In mice with pancreatic cancer, three days of fasudil treatment prior to standard chemotherapy increased survival time by 47 per cent. If this benefit translated to humans, it would increase average survival from 9 to 13 months. “It doesn’t sound like much, but because the baseline success for pancreatic cancer treatments is so low, any improvement is fantastic,” says Timpson.
Using a type of microscopy that images live tumours, the team found that fasudil worked in two ways. As well as weakening the tumour, which makes it less able to grow and spread to other parts of the body, the drug made blood vessels become more leaky, enabling more chemotherapy drugs to spill into the tumour.

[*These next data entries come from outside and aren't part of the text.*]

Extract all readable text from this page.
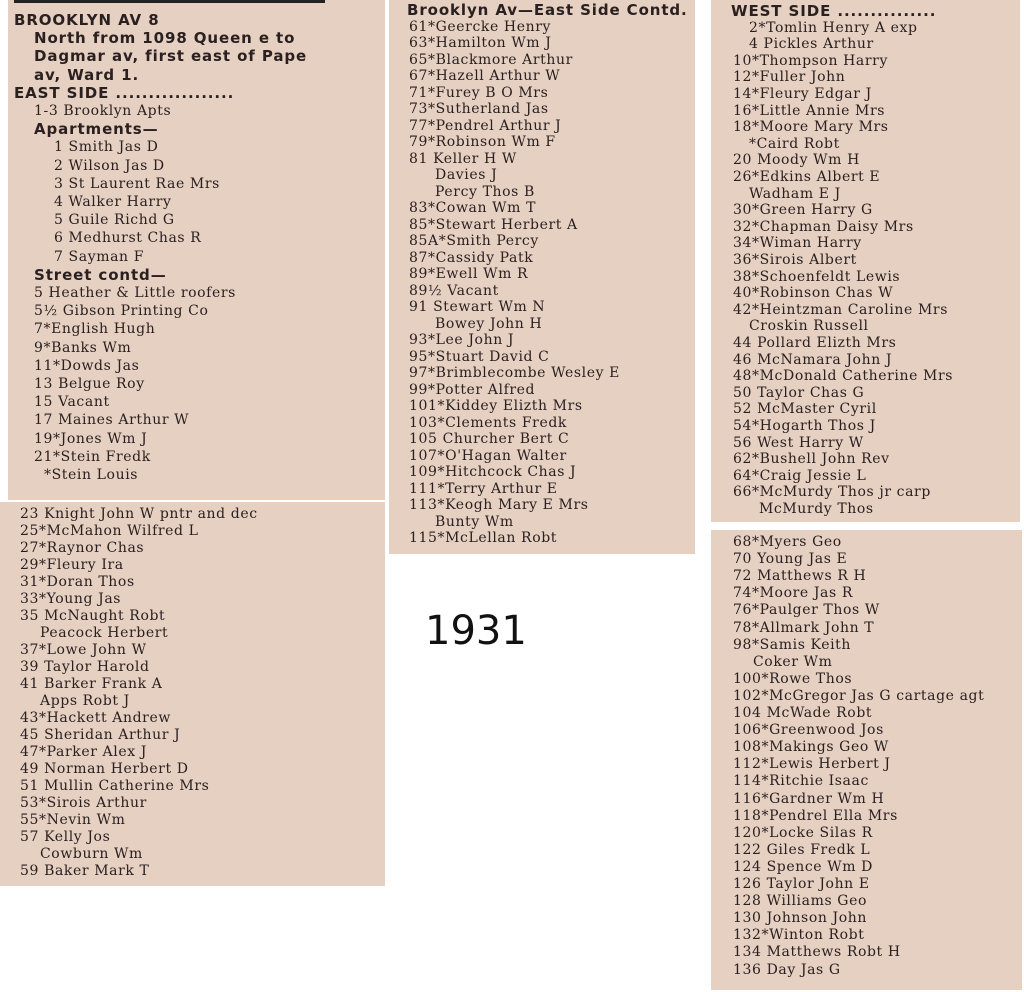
BROOKLYN AV 8
North from 1098 Queen e to
Dagmar av, first east of Pape
av, Ward 1.
EAST SIDE ..................
1-3 Brooklyn Apts
Apartments—
1 Smith Jas D
2 Wilson Jas D
3 St Laurent Rae Mrs
4 Walker Harry
5 Guile Richd G
6 Medhurst Chas R
7 Sayman F
Street contd—
5 Heather & Little roofers
5½ Gibson Printing Co
7*English Hugh
9*Banks Wm
11*Dowds Jas
13 Belgue Roy
15 Vacant
17 Maines Arthur W
19*Jones Wm J
21*Stein Fredk
*Stein Louis
23 Knight John W pntr and dec
25*McMahon Wilfred L
27*Raynor Chas
29*Fleury Ira
31*Doran Thos
33*Young Jas
35 McNaught Robt
Peacock Herbert
37*Lowe John W
39 Taylor Harold
41 Barker Frank A
Apps Robt J
43*Hackett Andrew
45 Sheridan Arthur J
47*Parker Alex J
49 Norman Herbert D
51 Mullin Catherine Mrs
53*Sirois Arthur
55*Nevin Wm
57 Kelly Jos
Cowburn Wm
59 Baker Mark T
Brooklyn Av—East Side Contd.
61*Geercke Henry
63*Hamilton Wm J
65*Blackmore Arthur
67*Hazell Arthur W
71*Furey B O Mrs
73*Sutherland Jas
77*Pendrel Arthur J
79*Robinson Wm F
81 Keller H W
Davies J
Percy Thos B
83*Cowan Wm T
85*Stewart Herbert A
85A*Smith Percy
87*Cassidy Patk
89*Ewell Wm R
89½ Vacant
91 Stewart Wm N
Bowey John H
93*Lee John J
95*Stuart David C
97*Brimblecombe Wesley E
99*Potter Alfred
101*Kiddey Elizth Mrs
103*Clements Fredk
105 Churcher Bert C
107*O'Hagan Walter
109*Hitchcock Chas J
111*Terry Arthur E
113*Keogh Mary E Mrs
Bunty Wm
115*McLellan Robt
WEST SIDE ...............
2*Tomlin Henry A exp
4 Pickles Arthur
10*Thompson Harry
12*Fuller John
14*Fleury Edgar J
16*Little Annie Mrs
18*Moore Mary Mrs
*Caird Robt
20 Moody Wm H
26*Edkins Albert E
Wadham E J
30*Green Harry G
32*Chapman Daisy Mrs
34*Wiman Harry
36*Sirois Albert
38*Schoenfeldt Lewis
40*Robinson Chas W
42*Heintzman Caroline Mrs
Croskin Russell
44 Pollard Elizth Mrs
46 McNamara John J
48*McDonald Catherine Mrs
50 Taylor Chas G
52 McMaster Cyril
54*Hogarth Thos J
56 West Harry W
62*Bushell John Rev
64*Craig Jessie L
66*McMurdy Thos jr carp
McMurdy Thos
68*Myers Geo
70 Young Jas E
72 Matthews R H
74*Moore Jas R
76*Paulger Thos W
78*Allmark John T
98*Samis Keith
Coker Wm
100*Rowe Thos
102*McGregor Jas G cartage agt
104 McWade Robt
106*Greenwood Jos
108*Makings Geo W
112*Lewis Herbert J
114*Ritchie Isaac
116*Gardner Wm H
118*Pendrel Ella Mrs
120*Locke Silas R
122 Giles Fredk L
124 Spence Wm D
126 Taylor John E
128 Williams Geo
130 Johnson John
132*Winton Robt
134 Matthews Robt H
136 Day Jas G
1931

“The Achilles heel of pancreatic cancer cells is their need for the surrounding tissue to structure them and help them to grow and move,” says Timpson. “Attacking the stroma makes them disoriented.”
Large-scale studies have confirmed the safety of fasudil, which inhibits a type of protein called ROCK that stiffens blood vessels. In this way, the drug keeps blood vessels open in the brains of people who have had a stroke. Fasudil was approved in Japan in 1995, and is no longer covered by a patent, meaning it is cheap – although it is only currently used clinically in Asia.
That might change if fasudil finds a role in cancer treatment, says Pajic. The team is now looking at trialling the drug in combination with chemotherapy in people with pancreatic cancer, she says.
Ruth Ganss at the Harry Perkins Institute of Medical Research in Perth, Australia, says the finding that fasudil can remodel tumour stroma is remarkable. “Pancreatic cancers are stiff and known to contain lots of matrix,” she says. “This shows impressively that ROCK inhibition has very specific stromal effects and overall benefits.”
The same approach may be useful for boosting the effects of chemotherapy in other types of solid tumour with high levels of stroma, Ganss says.